Psalm 5 is another of King David’s beautiful songs of trust in God. He pleads for protection from his enemies, but always reminds himself and us, that God will be with him no matter what.
In the 5th chapter of Mathew we cover a lot of territory, but probably the most well known parts of the Gospels is the beginning of this chapter. The sermon on the mount is significant in many ways and it is the first of five discourses given by Jesus in the Gospel of Mathew. It’s said that because Mathew’s intended audience was Jewish converts to Christianity, he strictures these five discourses to reflect the five Books of Moses contained in the beginning of the Old Testament.
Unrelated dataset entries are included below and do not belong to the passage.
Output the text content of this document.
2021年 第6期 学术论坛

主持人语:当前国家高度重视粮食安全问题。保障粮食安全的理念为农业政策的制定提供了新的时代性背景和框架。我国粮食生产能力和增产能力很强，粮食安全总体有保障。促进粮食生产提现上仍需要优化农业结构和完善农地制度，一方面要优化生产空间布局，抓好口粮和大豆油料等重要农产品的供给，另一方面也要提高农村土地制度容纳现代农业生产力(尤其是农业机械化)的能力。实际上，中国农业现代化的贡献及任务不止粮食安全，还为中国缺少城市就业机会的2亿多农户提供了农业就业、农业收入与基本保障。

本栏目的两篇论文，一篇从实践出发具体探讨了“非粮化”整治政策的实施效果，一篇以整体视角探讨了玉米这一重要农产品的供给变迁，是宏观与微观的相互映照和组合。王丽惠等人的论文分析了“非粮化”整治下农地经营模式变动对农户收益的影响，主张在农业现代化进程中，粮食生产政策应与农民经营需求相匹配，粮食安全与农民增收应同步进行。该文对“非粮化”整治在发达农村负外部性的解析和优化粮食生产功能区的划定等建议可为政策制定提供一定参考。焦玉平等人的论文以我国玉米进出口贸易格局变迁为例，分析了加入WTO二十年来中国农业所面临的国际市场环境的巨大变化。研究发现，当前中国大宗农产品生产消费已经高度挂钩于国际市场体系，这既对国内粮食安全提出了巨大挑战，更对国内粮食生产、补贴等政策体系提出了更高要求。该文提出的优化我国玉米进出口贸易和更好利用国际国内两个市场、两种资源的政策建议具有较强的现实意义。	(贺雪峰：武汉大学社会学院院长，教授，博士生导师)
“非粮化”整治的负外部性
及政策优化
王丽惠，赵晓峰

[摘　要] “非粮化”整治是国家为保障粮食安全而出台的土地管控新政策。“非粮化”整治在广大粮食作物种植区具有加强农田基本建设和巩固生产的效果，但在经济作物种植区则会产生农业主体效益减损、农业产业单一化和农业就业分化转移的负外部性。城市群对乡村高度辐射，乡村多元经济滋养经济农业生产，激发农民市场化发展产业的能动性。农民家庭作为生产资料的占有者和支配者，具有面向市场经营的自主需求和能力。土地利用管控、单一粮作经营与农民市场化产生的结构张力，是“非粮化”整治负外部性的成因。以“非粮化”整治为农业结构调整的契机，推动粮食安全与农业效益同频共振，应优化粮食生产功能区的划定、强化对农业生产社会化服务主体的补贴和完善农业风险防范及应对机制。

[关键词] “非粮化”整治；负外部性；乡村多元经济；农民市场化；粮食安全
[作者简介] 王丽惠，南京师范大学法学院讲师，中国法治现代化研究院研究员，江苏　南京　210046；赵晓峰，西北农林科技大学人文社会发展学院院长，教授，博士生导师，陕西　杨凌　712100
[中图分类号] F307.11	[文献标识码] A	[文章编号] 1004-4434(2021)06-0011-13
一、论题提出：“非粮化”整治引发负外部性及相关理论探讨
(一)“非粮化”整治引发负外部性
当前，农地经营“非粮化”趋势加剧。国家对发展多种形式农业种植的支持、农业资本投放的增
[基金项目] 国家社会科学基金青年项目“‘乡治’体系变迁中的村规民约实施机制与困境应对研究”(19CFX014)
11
Many times in Mathew’s gospel he sets scenes that remind us of Moses, and this is most likely to show Jesus is the one prophesied in Deuteronomy as the one greater than Moses.
At the beginning of this chapter Jesus brings the disciples up the mountain to deliver the new law as He regularly says “you have heard it said… but I say to you.” This elevation of the law contrasts with Moses coming down the mountain to deliver the old law at Mount Sinai.
“The mountain signifies the higher precepts of righteousness, for the precepts given to Israel were lower. God gave lesser laws to those requiring the bonds of fear, but higher laws to those ready to be set free by love.
The higher precepts are for the kingdom of heaven, just as the lower precepts were for a kingdom on earth.”